8曲目は、クロード・ドビュッシー(Claude Debussy)の「沈める寺」(La cathédrale engloutie)。
この曲はブルターニュ地方の古い伝説に着想を得て書かれています。鐘の音で始まり、霧の中から大聖堂が浮かび上がり、曲の途中でその全容を表し、最後にはまた水の中に沈んでいく様子が描かれています。ゆっくりしたテンポの中で、とても息の長いフレーズが印象的な曲です。
後半は、ブラームスのピアノソナタが演奏されました
曲は、ヨハネス・ブラームス(Johannes Brahms)のピアノソナタ第2番(Sonate Nr. 2 fis-Moll op. 2)。
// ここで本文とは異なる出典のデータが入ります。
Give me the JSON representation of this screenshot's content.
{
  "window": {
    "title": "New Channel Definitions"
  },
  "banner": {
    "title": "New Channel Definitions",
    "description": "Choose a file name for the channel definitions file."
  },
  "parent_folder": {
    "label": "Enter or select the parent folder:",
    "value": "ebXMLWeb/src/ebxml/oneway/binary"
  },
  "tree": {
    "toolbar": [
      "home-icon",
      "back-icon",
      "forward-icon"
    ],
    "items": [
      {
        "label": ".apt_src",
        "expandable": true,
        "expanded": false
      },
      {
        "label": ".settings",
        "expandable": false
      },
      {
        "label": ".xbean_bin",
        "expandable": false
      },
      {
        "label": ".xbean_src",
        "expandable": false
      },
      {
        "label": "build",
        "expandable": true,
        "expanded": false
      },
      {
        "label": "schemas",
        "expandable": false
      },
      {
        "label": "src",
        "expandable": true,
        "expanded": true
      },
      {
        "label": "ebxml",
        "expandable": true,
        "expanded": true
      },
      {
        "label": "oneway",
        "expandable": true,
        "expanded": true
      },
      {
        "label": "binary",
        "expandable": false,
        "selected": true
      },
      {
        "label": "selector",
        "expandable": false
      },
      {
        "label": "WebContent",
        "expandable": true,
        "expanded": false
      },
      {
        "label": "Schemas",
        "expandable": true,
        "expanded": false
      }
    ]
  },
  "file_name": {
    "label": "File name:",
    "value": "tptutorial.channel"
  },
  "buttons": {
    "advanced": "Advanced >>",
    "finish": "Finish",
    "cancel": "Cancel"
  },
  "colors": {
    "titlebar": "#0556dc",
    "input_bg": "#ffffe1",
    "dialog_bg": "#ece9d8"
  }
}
ハンブルク時代の作品で、ブラームス19歳の時に作曲されています。最初から骨太な和音の動機で始まり、「ブラームス来たーっ」という感じの曲です。4楽章で構成されるこの曲。なんとも劇的でロマンチックな第1楽章、幻想的で即興的な第2楽章、独特のリズムを感じる第3楽章、そして音階で力強くフィナーレを迎える第4楽章。
グリモーの演奏。
前半の水に関係する曲は、まあるい水の粒、水のうねり、水が重なり合うさま、水のしぶき、それが映像となって目に見えるような演奏。そして、スタインウェイのコンサートピアノが小さく見えるほどの迫力ある音。本当にピアノ全体が鳴っている印象を受けます。スタインウェイってこんな風に鳴らすことができるんだ、でも本当にスタンウェイだよね?と思い、思わず休憩の時に舞台前まで見に行ってしまいました。本当にスタインウェイでした。いやあ、同じピアノでも、ピアニストによって全然違う姿を見せるんですよね。
後半のブラームスのソナタ2番。これもすごいいい曲で大好きな曲です。グリモーによくあってる気がします。素晴らしい熱演で、終わってからも拍手が鳴りやみません。アンコールも3曲演奏されました。前回ベルリンでベートーヴェンのコンチェルト聞いた時とは全く違った面を見せてくれました。正直、ピアノの演奏をこんなに楽しく聞いたのは久しぶりで興奮しました。人を楽しませるピアノ、迫力満点のピアノ、激しく、豊かな表現力、映像が浮かぶような演奏。どう弾きたいかがよく伝わってきて素晴らしい演奏でした。
会場を出たところで、たまたま奥さんを連れたドイツ人の同僚にばったり出会い、彼もエネルギッシュな演奏だったと興奮気味に語っていました。
素晴らしい演奏の余韻に浸りながら家までドライブします。